One way to estimate the number of farm workers who may be eligible for legalization under AgJOBS is to divide the crop and livestock labor expenditures of farmers in each state by the average hourly earnings of farm workers in that state. The NASS survey reports the average hourly earnings of field workers, but only a combined field and livestock average hourly earnings.
Dividing almost $18 billion in crop labor expenditures by field worker earnings that ranged from $8.30 to $10 an hour across NASS regions in 2007 yields 1.9 billion hours worked on crop farms. Dividing these 1.9 billion hours by the 1,384 average hours worked by crop workers (40.7 hours a week, according to the NASS survey of employers, and 34 weeks of farm work a year, according the NAWS survey of crop workers), yields 1.4 million crop workers.
If the $8.5 billion in livestock labor expenditures are divided by employer-reported average hourly earnings, and assuming that 70 percent of the combined field and livestock wage in each state is attributed to crop workers and 30 percent to livestock workers, there were 873 million hours worked on livestock farms in 2007. Livestock workers are employed more hours than crop workers, an average 2,035 a year based on the NASS report of 40.7 hours a week times 50 weeks.
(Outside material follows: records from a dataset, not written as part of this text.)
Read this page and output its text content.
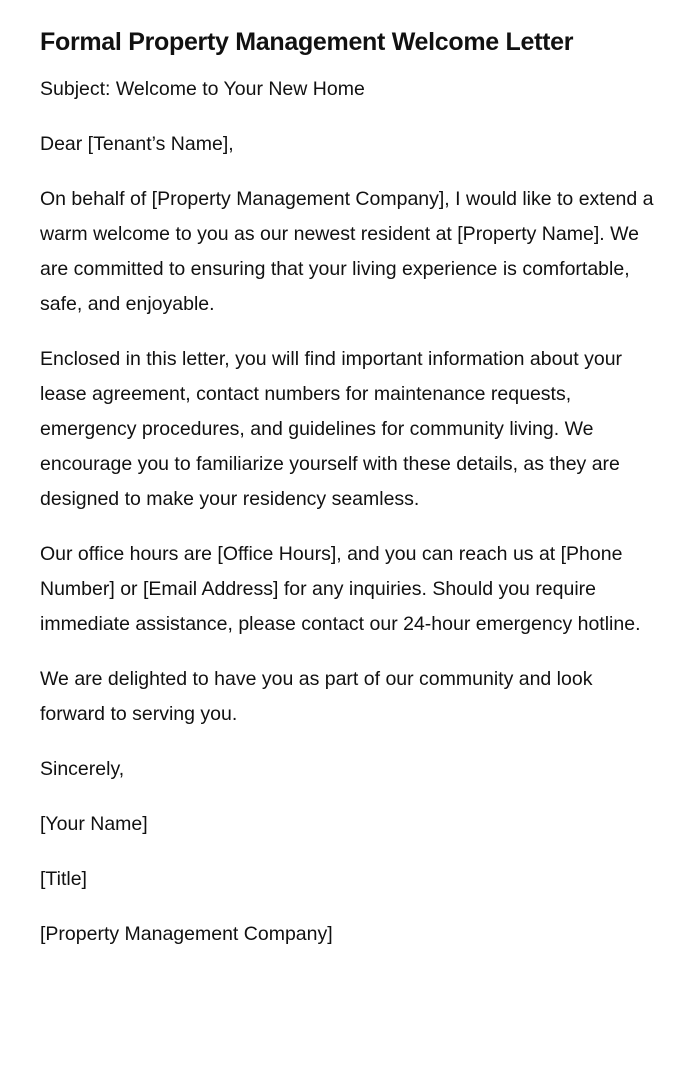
Formal Property Management Welcome Letter

Subject: Welcome to Your New Home

Dear [Tenant’s Name],

On behalf of [Property Management Company], I would like to extend a warm welcome to you as our newest resident at [Property Name]. We are committed to ensuring that your living experience is comfortable, safe, and enjoyable.

Enclosed in this letter, you will find important information about your lease agreement, contact numbers for maintenance requests, emergency procedures, and guidelines for community living. We encourage you to familiarize yourself with these details, as they are designed to make your residency seamless.

Our office hours are [Office Hours], and you can reach us at [Phone Number] or [Email Address] for any inquiries. Should you require immediate assistance, please contact our 24-hour emergency hotline.

We are delighted to have you as part of our community and look forward to serving you.

Sincerely,

[Your Name]

[Title]

[Property Management Company]
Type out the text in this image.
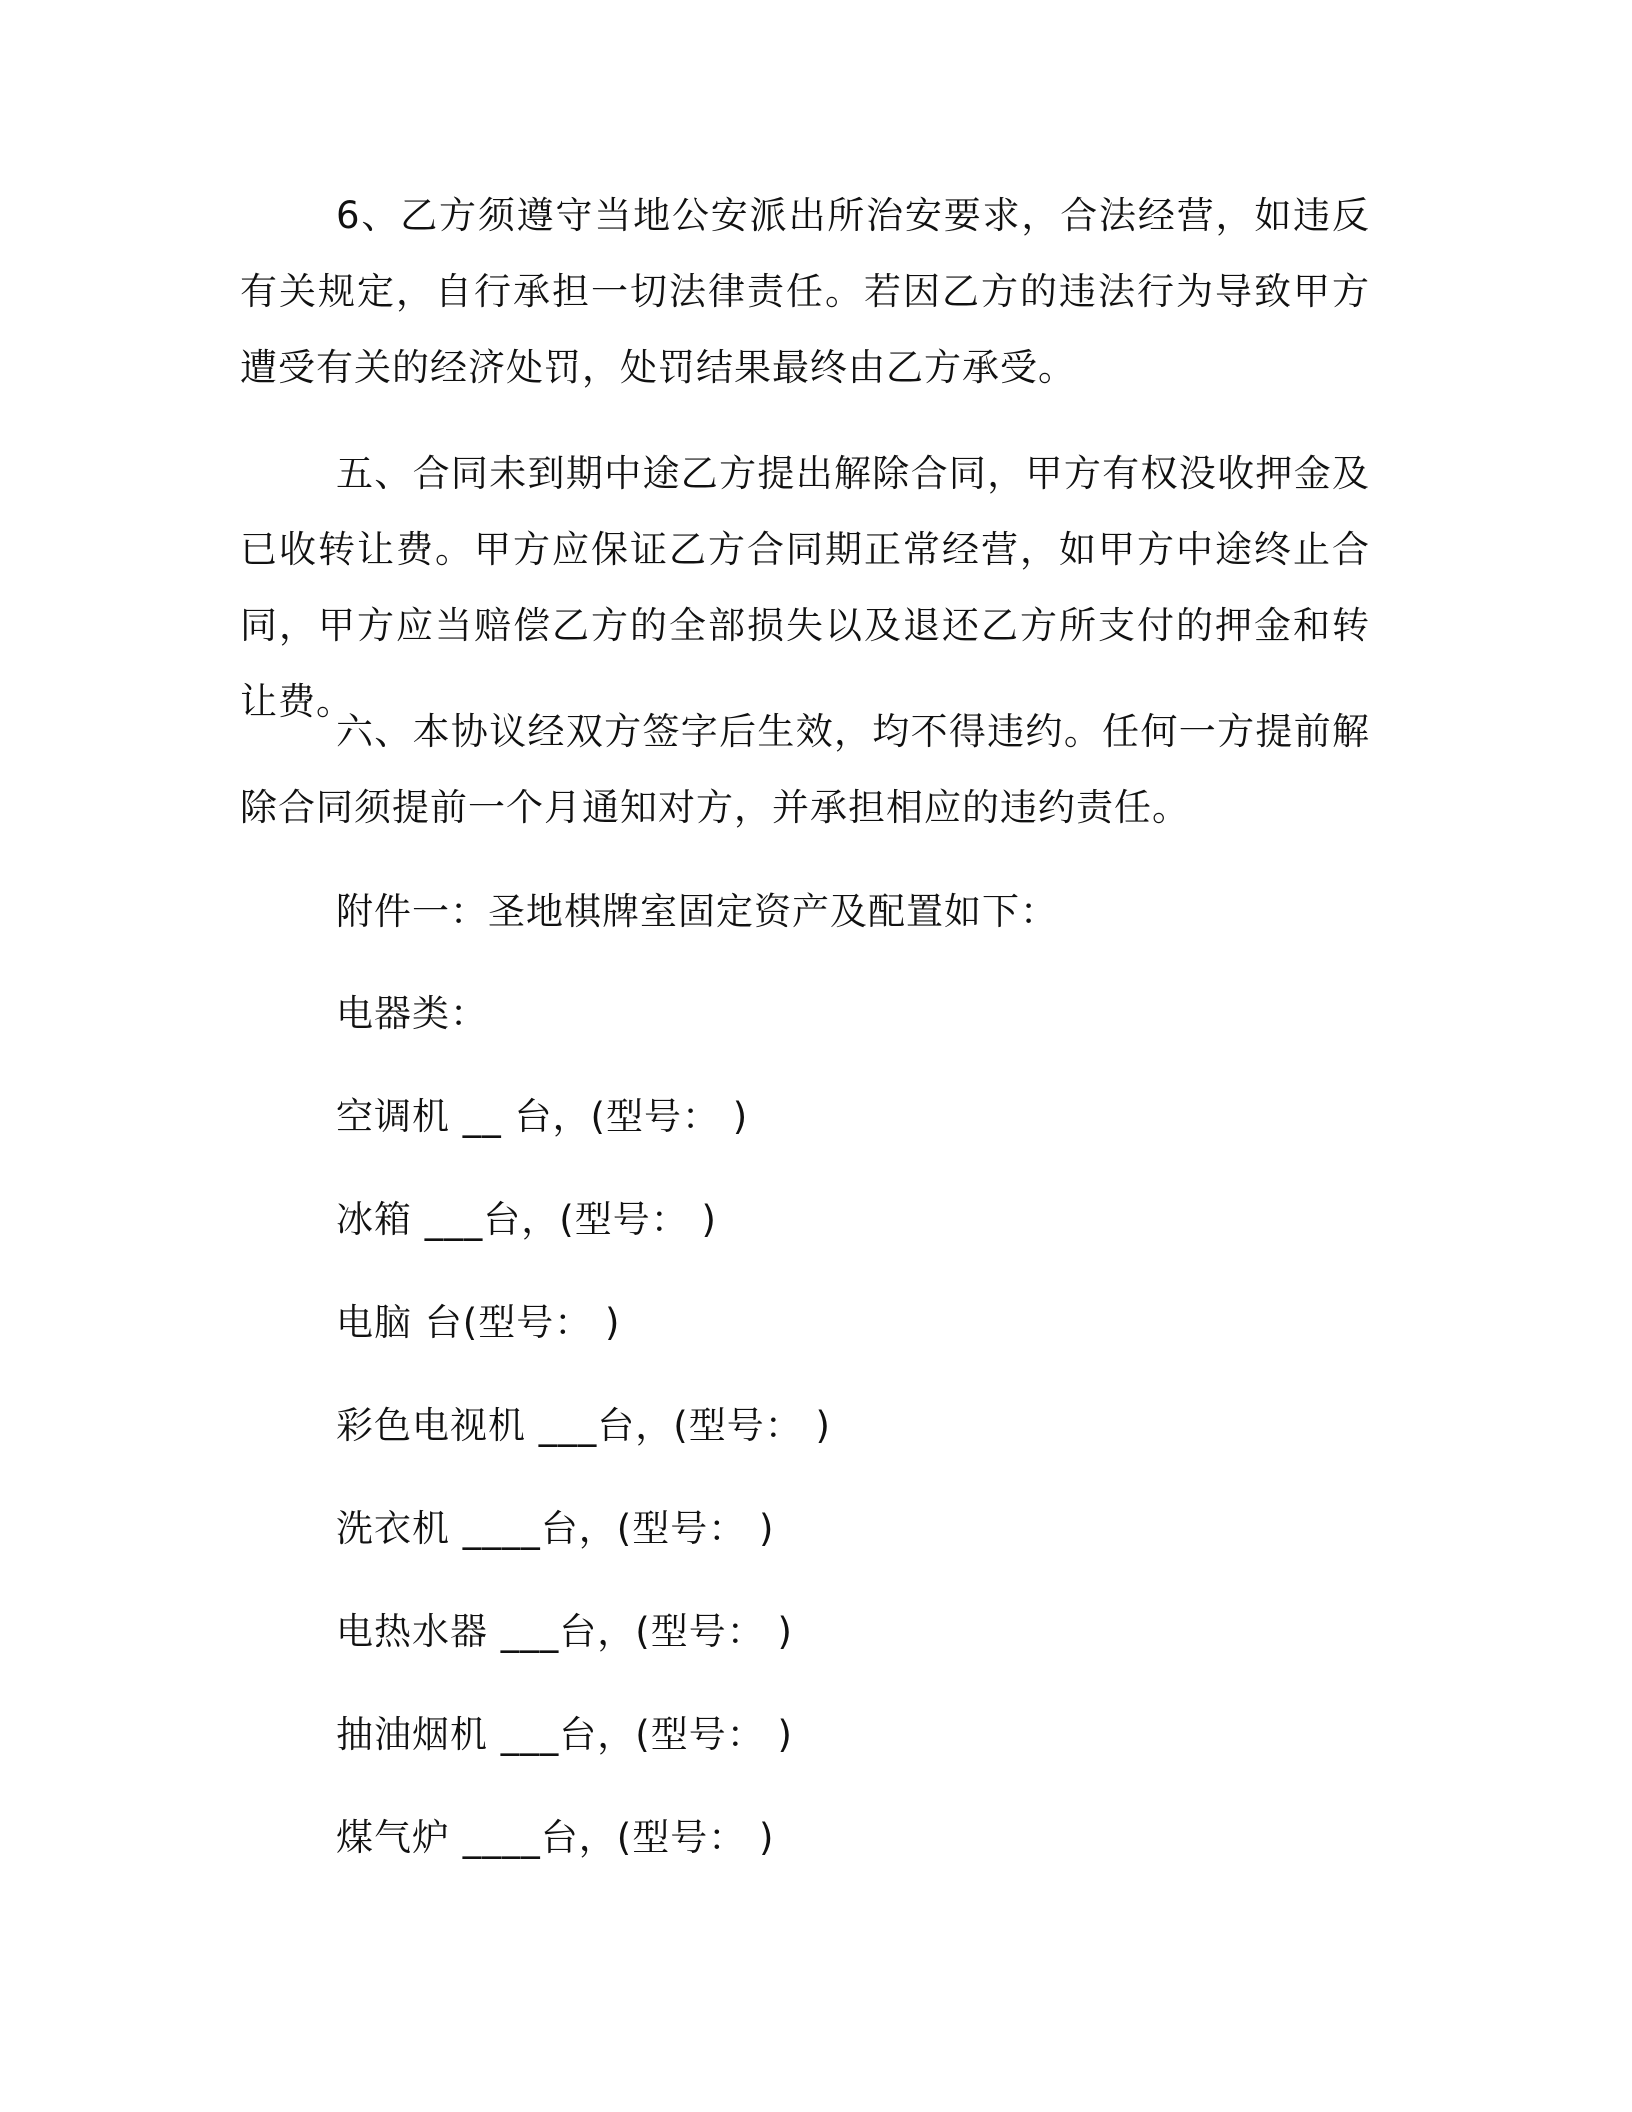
6、乙方须遵守当地公安派出所治安要求，合法经营，如违反有关规定，自行承担一切法律责任。若因乙方的违法行为导致甲方遭受有关的经济处罚，处罚结果最终由乙方承受。

五、合同未到期中途乙方提出解除合同，甲方有权没收押金及已收转让费。甲方应保证乙方合同期正常经营，如甲方中途终止合同，甲方应当赔偿乙方的全部损失以及退还乙方所支付的押金和转让费。

六、本协议经双方签字后生效，均不得违约。任何一方提前解除合同须提前一个月通知对方，并承担相应的违约责任。

附件一：圣地棋牌室固定资产及配置如下：

电器类：

空调机 __ 台，(型号： )

冰箱 ___台，(型号： )

电脑 台(型号： )

彩色电视机 ___台，(型号： )

洗衣机 ____台，(型号： )

电热水器 ___台，(型号： )

抽油烟机 ___台，(型号： )

煤气炉 ____台，(型号： )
The result is an estimated hired livestock work force of 429,000.
No one knows how many farm workers are unauthorized. If two-thirds of the estimated 1.4 million crop workers and a third of the estimated 429,000 livestock workers are unauthorized, there were a total 1.1 million unauthorized farm workers in 2007. Higher unauthorized worker shares generate more unauthorized; if 70 percent of crop workers and 40 percent of livestock workers are unauthorized, about 63 percent of US hired workers, some 1.2 million, are unauthorized.
Unauthorized farm workers would be eligible for legalization under AgJOBS if they worked at least 863 hours or 150 days in the 24 months ending December 31, 2008. NAWS data suggest that 80 percent of the crop workers interviewed were employed more than 74 days. Using the two-thirds crop and a third livestock unauthorized shares, and assuming that 80 percent of the 923,000 unauthorized crop workers qualified and all of the 142,000 unauthorized livestock workers qualified, yields 880,000 eligible unauthorized farm workers.
It may be hard for unauthorized workers to find documentation of their farm hours and days worked in 2007 and 2008. For some unauthorized workers, it may be easier to find a W-2 statement that shows farm earnings in 2007 and 2008. Based on NAWS estimates of worker earnings, a W-2 statement showing combined 2007 and 2008 earnings of $7,000 or more should include almost all eligible farm workers.